The Communications Workers of America Local 3122 took the unusual step of requesting a formal elevator safety inspection at AT&T's six-story Miami office, bringing in Miami-Dade County's Office of Elevator Safety to evaluate equipment that the union says has been malfunctioning for more than two and a half years. The building serves approximately 530 AT&T employees. According to the union, the elevators have been regularly out of service and routinely trap passengers, creating conditions that go well beyond inconvenience into genuine safety territory.

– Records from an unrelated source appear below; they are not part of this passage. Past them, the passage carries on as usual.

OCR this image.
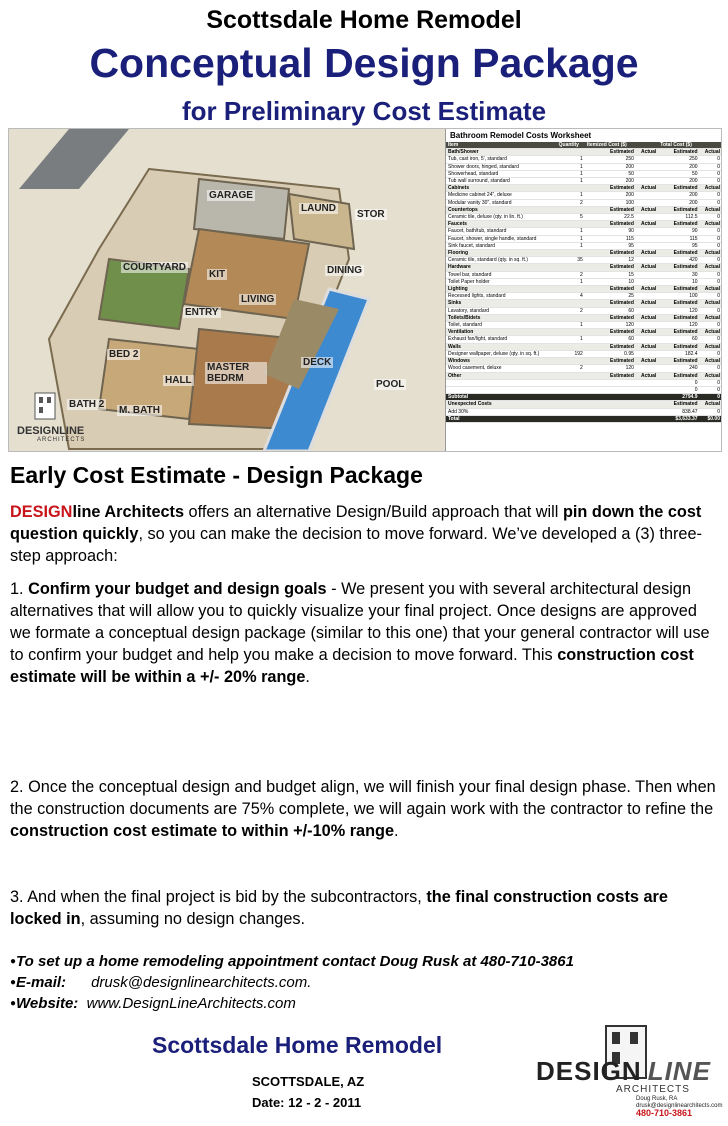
Scottsdale Home Remodel
Conceptual Design Package
for Preliminary Cost Estimate
GARAGE
LAUND
STOR
COURTYARD
KIT	DINING
LIVING
ENTRY
BED 2
HALL
MASTER BEDRM
DECK
POOL
BATH 2
M. BATH
DESIGNLINE
ARCHITECTS
Bathroom Remodel Costs Worksheet
Item	Quantity	Itemized Cost ($)		Total Cost ($)	
Bath/Shower		Estimated	Actual	Estimated	Actual
Tub, cast iron, 5', standard	1	250		250	0
Shower doors, hinged, standard	1	200		200	0
Showerhead, standard	1	50		50	0
Tub wall surround, standard	1	200		200	0
Cabinets		Estimated	Actual	Estimated	Actual
Medicine cabinet 24", deluxe	1	200		200	0
Modular vanity 30", standard	2	100		200	0
Countertops		Estimated	Actual	Estimated	Actual
Ceramic tile, deluxe (qty. in lin. ft.)	5	22.5		112.5	0
Faucets		Estimated	Actual	Estimated	Actual
Faucet, bath/tub, standard	1	90		90	0
Faucet, shower, single handle, standard	1	115		115	0
Sink faucet, standard	1	95		95	0
Flooring		Estimated	Actual	Estimated	Actual
Ceramic tile, standard (qty. in sq. ft.)	35	12		420	0
Hardware		Estimated	Actual	Estimated	Actual
Towel bar, standard	2	15		30	0
Toilet Paper holder	1	10		10	0
Lighting		Estimated	Actual	Estimated	Actual
Recessed lights, standard	4	25		100	0
Sinks		Estimated	Actual	Estimated	Actual
Lavatory, standard	2	60		120	0
Toilets/Bidets		Estimated	Actual	Estimated	Actual
Toilet, standard	1	120		120	0
Ventilation		Estimated	Actual	Estimated	Actual
Exhaust fan/light, standard	1	60		60	0
Walls		Estimated	Actual	Estimated	Actual
Designer wallpaper, deluxe (qty. in sq. ft.)	192	0.95		182.4	0
Windows		Estimated	Actual	Estimated	Actual
Wood casement, deluxe	2	120		240	0
Other		Estimated	Actual	Estimated	Actual
				0	0
				0	0
Subtotal				2794.9	0
Unexpected Costs				Estimated	Actual
Add 30%				838.47	0
Total				$3,633.37	$0.00
Early Cost Estimate - Design Package
DESIGNline Architects offers an alternative Design/Build approach that will pin down the cost question quickly, so you can make the decision to move forward. We’ve developed a (3) three-step approach:
1. Confirm your budget and design goals - We present you with several architectural design alternatives that will allow you to quickly visualize your final project. Once designs are approved we formate a conceptual design package (similar to this one) that your general contractor will use to confirm your budget and help you make a decision to move forward. This construction cost estimate will be within a +/- 20% range.
2. Once the conceptual design and budget align, we will finish your final design phase. Then when the construction documents are 75% complete, we will again work with the contractor to refine the construction cost estimate to within +/-10% range.
3. And when the final project is bid by the subcontractors, the final construction costs are locked in, assuming no design changes.
●To set up a home remodeling appointment contact Doug Rusk at 480-710-3861
●E-mail: drusk@designlinearchitects.com.
●Website: www.DesignLineArchitects.com
Scottsdale Home Remodel
SCOTTSDALE, AZ
Date: 12 - 2 - 2011
DESIGN LINE
ARCHITECTS
Doug Rusk, RA
drusk@designlinearchitects.com
480-710-3861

The severity of the situation is underscored by employee accounts of having to climb out between floors to escape stalled elevators. That is not a minor complaint. Self-rescue from a stalled elevator car, particularly climbing through a partially opened door into a hoistway or squeezing between a car and a landing, is one of the most dangerous things a building occupant can do. It is the scenario that kills and injures people, not the entrapment itself. The fact that employees have felt compelled to do this repeatedly points to a sustained failure of both the equipment and the building's emergency response protocols.
CWA Local 3122 President Christopher Walterson was direct about the situation. He said AT&T's response to the union's concerns confirmed "what we already know: the elevators don't work, and people are getting stuck on a regular basis." The union's decision to escalate to the county's elevator safety office rather than continue negotiating internally with AT&T reflects a judgment that the company had not moved fast enough on its own. For a union representing telecom workers rather than building trades, invoking the authority having jurisdiction over elevator safety was a notably aggressive move.
AT&T has acknowledged the problem. The company stated that it plans to begin elevator replacement at the Miami office in March 2026. If that timeline holds, it means the elevators will have been in a known state of chronic malfunction for roughly three years before replacement work begins. That gap between identification and remediation is not unusual in commercial real estate, where elevator modernization and replacement projects involve long lead times for engineering, permitting, equipment procurement, and contractor scheduling. But it is the kind of timeline that looks indefensible when employees are getting trapped on a regular basis and resorting to self-rescue.
The broader lesson for building owners and property managers is that elevator problems do not stay contained. When equipment chronically fails in a building with hundreds of daily users, the issue eventually reaches the authority having jurisdiction, whether through a union, a tenant complaint, or an injury. Miami-Dade County has one of the more active elevator safety offices in the country, and an inspection prompted by a formal union complaint is likely to receive thorough attention. For the elevator industry, this case is a reminder that deferred maintenance and delayed modernization carry costs that extend well beyond the equipment itself. They erode trust, create liability, and eventually force the kind of public scrutiny that no building owner wants.